Menurut Kusnadi, kondisi ini harus menjadi perhatian serius seluruh pihak, baik pemerintah daerah, tenaga kesehatan, maupun masyarakat. TBC, yang merupakan penyakit infeksi menular, perlu penanganan terarah dan berkelanjutan agar tidak semakin menyebar di tengah masyarakat.
“Saya sangat prihatin dengan tingginya kasus TBC di Kabupaten Sintang. Angka 849 kasus itu bukan jumlah yang kecil. Ini menunjukkan bahwa kita masih punya pekerjaan besar untuk memperkuat layanan kesehatan dan meningkatkan kesadaran masyarakat,” tegasnya.
Ia menilai bahwa masih adanya kasus TBC dalam jumlah tinggi menunjukkan perlunya edukasi yang lebih masif terkait pencegahan, deteksi dini, dan pentingnya menyelesaikan pengobatan. Menurutnya, banyak pasien tidak menuntaskan pengobatan karena kurang memahami pentingnya terapi jangka panjang yang harus dijalani penderita TBC.
Kusnadi juga menyoroti pentingnya peran pemerintah daerah dalam melakukan pemetaan wilayah rawan, meningkatkan ketersediaan fasilitas kesehatan, serta memastikan tenaga kesehatan di desa-desa mampu menangani dan memonitor pasien TBC secara rutin.
“Kita tidak boleh diam. Pemerintah perlu melakukan langkah konkret, seperti memperkuat penyuluhan kesehatan, memastikan obat tersedia di seluruh Puskesmas, dan meningkatkan pendampingan terhadap pasien sampai sembuh,” tambahnya.
Selain pemerintah, Kusnadi menekankan bahwa masyarakat harus terlibat aktif dalam pencegahan.

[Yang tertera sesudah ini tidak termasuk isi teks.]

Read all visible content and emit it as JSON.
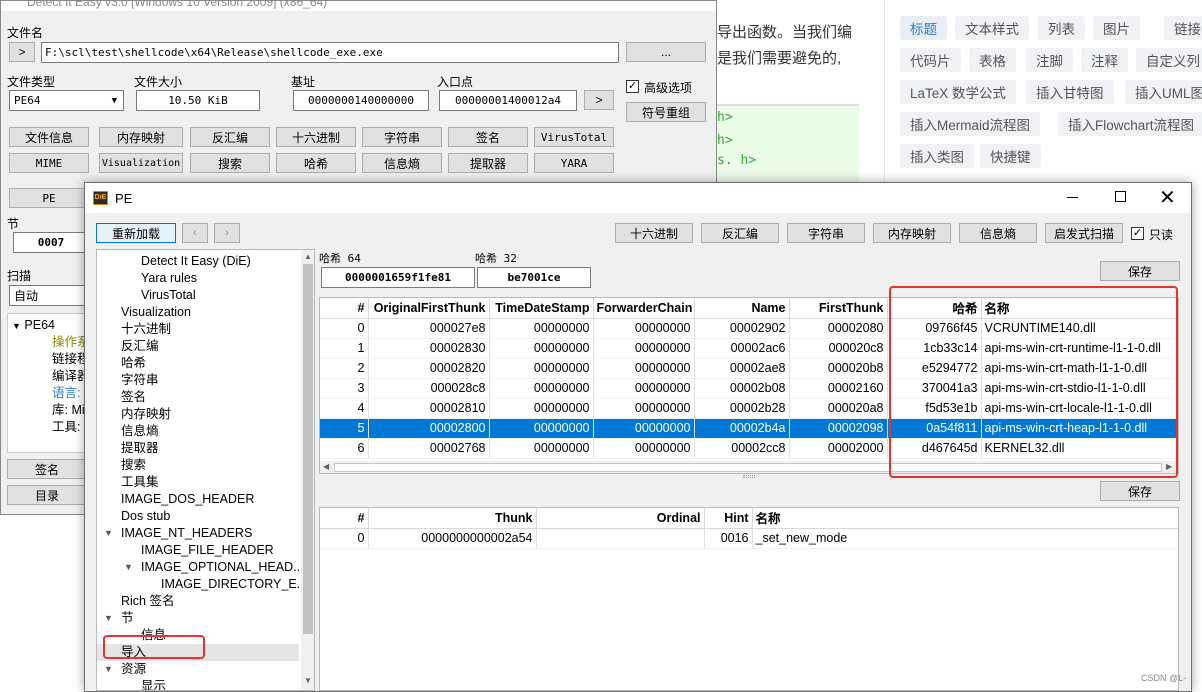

Kesadaran menjaga kebersihan lingkungan, pola hidup sehat, serta pemeriksaan kesehatan secara rutin menjadi hal penting untuk menekan angka penyebaran TBC.
Ia juga meminta adanya kerja sama lebih erat antara dinas kesehatan, kader kesehatan desa, tokoh masyarakat, dan organisasi kemasyarakatan dalam menyampaikan informasi yang benar tentang TBC, agar tidak ada lagi stigma terhadap pasien yang sedang menjalani pengobatan.
“Penyakit ini bisa disembuhkan. Tapi kita harus bersama-sama melawannya. Jangan biarkan pasien merasa dikucilkan, karena itu justru menghambat penanganan,” ujarnya.
Kusnadi berharap pemerintah daerah menjadikan tingginya angka kasus TBC ini sebagai alarm untuk meningkatkan program kesehatan masyarakat. Dengan upaya terpadu dan berkelanjutan, ia optimistis angka TBC di Kabupaten Sintang dapat ditekan secara signifikan di tahun-tahun mendatang.